Как выжить, задумываются мамы-мученицы, где взять сил, чтоб со всем этим справиться? А тут самое время спросить себя: а что приносит мне радость? И оказывается вдруг, что многим даже сказать на это нечего, потому что они давно разучились радоваться чему бы то ни было. И чтобы дорыться хоть до какой-то радости, приходится спускаться по пирамиде потребностей Маслоу в самый низ, к самым базовым человеческим потребностям, самым простым животным радостям, которых мученица тоже давно себя лишила, не научившись радоваться ничему иному. И очень здорово, если она вдруг обнаруживает, что может радоваться шоколаду, теплому пледу и даже (о ужас греховный!) душистому шампуню, красивому маникюру и вкусному супу. А это очень хорошо, потому что умение радоваться – признак душевного здоровья, а ангедония, неспособность получать удовольствие – отнюдь не синоним аскезы, а симптом запущенной депрессии. Ну и, в общем, богатая духовная жизнь и забота об окружающих не требуют, чтобы мать вообще и православная мать в частности выглядела насупленным чучелом. Ужасно крамольную вещь скажу, но ведь и зубы надо вставлять вовремя, и к врачу ходить, не дожидаясь госпитализации по скорой, и новые вещи себе покупать до того, как старые превратятся в катышки и дырки, и вещи эти не обязаны быть серыми, черными и коричневыми, как ноябрьский вечер в Люберцах; Господь придумал свет и цвет не просто так.

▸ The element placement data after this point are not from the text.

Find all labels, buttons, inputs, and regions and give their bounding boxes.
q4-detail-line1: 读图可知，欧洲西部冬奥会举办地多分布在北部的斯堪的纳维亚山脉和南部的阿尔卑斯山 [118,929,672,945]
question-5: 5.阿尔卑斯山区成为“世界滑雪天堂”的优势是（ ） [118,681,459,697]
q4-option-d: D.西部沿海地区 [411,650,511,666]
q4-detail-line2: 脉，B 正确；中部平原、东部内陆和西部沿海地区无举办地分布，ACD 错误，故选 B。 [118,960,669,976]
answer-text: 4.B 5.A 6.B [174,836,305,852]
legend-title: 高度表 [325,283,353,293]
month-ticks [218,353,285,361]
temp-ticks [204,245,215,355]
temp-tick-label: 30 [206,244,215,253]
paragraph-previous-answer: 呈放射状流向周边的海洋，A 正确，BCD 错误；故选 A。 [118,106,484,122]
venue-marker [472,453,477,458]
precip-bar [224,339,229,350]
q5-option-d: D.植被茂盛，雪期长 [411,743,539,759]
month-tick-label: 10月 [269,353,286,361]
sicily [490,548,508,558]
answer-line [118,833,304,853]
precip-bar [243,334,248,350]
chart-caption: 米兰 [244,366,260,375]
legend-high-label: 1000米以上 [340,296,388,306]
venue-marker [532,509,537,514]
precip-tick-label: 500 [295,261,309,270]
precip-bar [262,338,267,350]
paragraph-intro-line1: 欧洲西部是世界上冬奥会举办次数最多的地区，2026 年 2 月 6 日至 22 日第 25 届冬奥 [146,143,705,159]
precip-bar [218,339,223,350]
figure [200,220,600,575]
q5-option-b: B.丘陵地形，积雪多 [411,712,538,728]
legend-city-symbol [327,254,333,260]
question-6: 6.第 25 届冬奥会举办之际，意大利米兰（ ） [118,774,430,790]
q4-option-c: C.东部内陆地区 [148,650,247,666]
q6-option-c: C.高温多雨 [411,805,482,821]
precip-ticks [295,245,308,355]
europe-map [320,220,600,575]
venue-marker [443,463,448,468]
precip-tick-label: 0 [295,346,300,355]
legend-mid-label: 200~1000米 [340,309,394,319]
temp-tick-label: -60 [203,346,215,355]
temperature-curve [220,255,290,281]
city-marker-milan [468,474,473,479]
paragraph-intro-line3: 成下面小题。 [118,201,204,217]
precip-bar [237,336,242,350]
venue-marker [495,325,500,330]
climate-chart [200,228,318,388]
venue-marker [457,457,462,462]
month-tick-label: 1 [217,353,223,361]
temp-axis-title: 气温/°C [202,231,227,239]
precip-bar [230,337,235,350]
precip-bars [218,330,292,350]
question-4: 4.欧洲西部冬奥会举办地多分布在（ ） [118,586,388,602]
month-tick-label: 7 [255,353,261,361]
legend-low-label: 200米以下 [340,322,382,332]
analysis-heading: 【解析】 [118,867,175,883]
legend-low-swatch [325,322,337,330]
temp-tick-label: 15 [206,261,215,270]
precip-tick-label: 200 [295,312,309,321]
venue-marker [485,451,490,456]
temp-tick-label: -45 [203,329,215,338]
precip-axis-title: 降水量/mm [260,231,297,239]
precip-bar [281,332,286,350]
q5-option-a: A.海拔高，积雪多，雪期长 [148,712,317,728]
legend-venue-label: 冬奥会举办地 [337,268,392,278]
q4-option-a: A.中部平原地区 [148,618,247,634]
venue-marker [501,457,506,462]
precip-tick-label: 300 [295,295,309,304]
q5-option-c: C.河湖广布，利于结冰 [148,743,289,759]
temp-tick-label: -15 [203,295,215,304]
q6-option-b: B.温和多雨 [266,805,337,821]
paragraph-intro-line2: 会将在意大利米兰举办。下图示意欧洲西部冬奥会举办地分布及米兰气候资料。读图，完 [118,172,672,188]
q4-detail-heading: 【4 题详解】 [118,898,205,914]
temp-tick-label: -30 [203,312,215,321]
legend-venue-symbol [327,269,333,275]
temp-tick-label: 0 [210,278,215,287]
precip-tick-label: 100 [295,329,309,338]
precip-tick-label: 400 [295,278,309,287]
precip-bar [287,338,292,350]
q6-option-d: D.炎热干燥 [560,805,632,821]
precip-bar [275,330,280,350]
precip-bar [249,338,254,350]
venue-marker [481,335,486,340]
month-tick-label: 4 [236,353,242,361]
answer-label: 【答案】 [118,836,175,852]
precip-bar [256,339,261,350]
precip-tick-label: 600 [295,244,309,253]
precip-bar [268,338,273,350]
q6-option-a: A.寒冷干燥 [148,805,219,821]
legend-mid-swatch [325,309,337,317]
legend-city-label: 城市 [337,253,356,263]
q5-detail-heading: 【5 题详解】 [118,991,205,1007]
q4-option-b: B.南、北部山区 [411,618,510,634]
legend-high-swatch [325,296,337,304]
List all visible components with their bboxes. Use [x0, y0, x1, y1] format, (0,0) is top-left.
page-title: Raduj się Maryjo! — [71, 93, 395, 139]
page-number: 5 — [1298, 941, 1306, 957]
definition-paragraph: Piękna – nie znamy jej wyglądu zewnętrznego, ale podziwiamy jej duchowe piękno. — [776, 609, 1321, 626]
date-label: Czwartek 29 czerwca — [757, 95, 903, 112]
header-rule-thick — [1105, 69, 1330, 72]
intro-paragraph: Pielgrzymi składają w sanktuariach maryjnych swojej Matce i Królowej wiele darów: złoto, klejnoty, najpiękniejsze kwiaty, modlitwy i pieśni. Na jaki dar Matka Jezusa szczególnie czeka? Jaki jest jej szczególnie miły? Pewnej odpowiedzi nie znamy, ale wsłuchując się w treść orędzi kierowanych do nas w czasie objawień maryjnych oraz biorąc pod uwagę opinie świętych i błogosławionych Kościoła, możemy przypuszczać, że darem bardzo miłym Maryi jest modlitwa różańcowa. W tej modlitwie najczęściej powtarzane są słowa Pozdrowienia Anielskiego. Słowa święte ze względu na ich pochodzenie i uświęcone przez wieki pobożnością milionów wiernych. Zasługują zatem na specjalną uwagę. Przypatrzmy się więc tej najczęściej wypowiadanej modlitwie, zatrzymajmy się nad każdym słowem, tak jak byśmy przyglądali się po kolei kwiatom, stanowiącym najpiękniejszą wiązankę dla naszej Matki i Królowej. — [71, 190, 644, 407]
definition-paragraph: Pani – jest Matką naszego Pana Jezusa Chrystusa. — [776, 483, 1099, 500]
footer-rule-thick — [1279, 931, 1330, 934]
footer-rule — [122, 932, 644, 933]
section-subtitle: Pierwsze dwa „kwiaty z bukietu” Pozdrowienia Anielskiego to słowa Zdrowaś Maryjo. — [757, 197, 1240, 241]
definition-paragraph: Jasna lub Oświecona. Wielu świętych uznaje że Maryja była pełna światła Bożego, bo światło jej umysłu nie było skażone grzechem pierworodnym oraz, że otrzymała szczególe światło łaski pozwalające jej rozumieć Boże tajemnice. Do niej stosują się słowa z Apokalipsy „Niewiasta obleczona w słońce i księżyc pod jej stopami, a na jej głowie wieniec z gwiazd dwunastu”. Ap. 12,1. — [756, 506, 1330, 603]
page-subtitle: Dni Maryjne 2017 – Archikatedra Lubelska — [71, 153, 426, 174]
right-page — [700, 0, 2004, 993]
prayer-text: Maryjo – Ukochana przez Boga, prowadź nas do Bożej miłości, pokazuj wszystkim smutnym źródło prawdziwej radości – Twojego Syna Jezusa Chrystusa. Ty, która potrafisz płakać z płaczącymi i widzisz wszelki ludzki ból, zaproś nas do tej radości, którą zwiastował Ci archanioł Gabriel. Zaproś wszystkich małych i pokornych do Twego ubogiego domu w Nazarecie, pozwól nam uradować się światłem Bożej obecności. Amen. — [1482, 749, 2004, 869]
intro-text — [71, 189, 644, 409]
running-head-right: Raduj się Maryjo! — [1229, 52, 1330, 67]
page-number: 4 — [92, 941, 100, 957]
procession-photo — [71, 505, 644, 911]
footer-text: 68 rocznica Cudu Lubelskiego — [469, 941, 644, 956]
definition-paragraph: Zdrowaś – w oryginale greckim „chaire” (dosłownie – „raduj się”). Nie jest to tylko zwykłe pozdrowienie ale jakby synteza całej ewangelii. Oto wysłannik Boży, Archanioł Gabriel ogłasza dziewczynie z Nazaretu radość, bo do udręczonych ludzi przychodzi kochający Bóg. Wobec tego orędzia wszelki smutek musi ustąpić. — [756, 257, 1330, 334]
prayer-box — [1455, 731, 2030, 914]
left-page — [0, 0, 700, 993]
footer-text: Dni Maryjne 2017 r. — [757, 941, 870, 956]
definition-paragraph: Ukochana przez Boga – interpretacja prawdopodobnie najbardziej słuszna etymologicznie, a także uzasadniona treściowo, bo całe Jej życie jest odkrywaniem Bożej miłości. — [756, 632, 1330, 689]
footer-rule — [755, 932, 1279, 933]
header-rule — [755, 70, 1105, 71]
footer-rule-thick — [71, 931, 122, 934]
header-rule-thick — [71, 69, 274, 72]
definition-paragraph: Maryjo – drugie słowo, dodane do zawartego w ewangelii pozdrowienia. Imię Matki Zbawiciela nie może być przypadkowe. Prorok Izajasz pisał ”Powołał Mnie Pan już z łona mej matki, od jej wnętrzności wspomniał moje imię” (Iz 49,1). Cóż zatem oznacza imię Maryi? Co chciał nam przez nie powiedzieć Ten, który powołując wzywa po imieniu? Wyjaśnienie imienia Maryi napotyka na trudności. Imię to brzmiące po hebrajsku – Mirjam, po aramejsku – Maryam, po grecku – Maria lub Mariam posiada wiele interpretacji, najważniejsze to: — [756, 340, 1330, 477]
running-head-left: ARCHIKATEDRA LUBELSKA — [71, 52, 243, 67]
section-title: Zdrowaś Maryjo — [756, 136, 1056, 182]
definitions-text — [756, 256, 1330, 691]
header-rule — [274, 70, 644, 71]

Сделать что-то, отчего тебе самому на душе хорошо и телу тепло – не значит безвозвратно впасть в грех себялюбия. Скорее – получить свою долю радости от того, как хорошо устроен Божий мир. Со временем, может быть,- по мере выздоровления – и дальше начнешь карабкаться по пирамиде Маслоу, и доползешь до чистой радости спокойно отдавать себя другим – не жертвуя собой, не теряя себя, а обретая и радуясь. И тут уже ни горячий шоколад, ни теплый плед особо не нужны, потому что внутреннее солнце и так греет. И присутствие Творца ощущается живо и радостно, и молитва не только мучит принудительным «не хочу, но должна», но согревает и укрепляет.
И когда сама научишься получать радость от мира, различать ее в горячих булочках и в каплях на стекле, в цветах и книгах, в музыке и фресках, в сиянии свечей и молитве, в работе и отдыхе, и даже в уборке, даже в мытье посуды, - то и детей своих научишь, как это здорово – жить, и не будет их пугать взрослая жизнь, в которой столько неоткрытых страниц и возможностей. И научишь их, какое это счастье – вера, а не только стоять в церкви на ногах три часа и слушать непонятное… И заботиться будешь от полноты сердца, а не от ожесточения его, и никакой благодарности от окружающих не захочешь – ну зачем соловью аплодисменты? он просто так поет.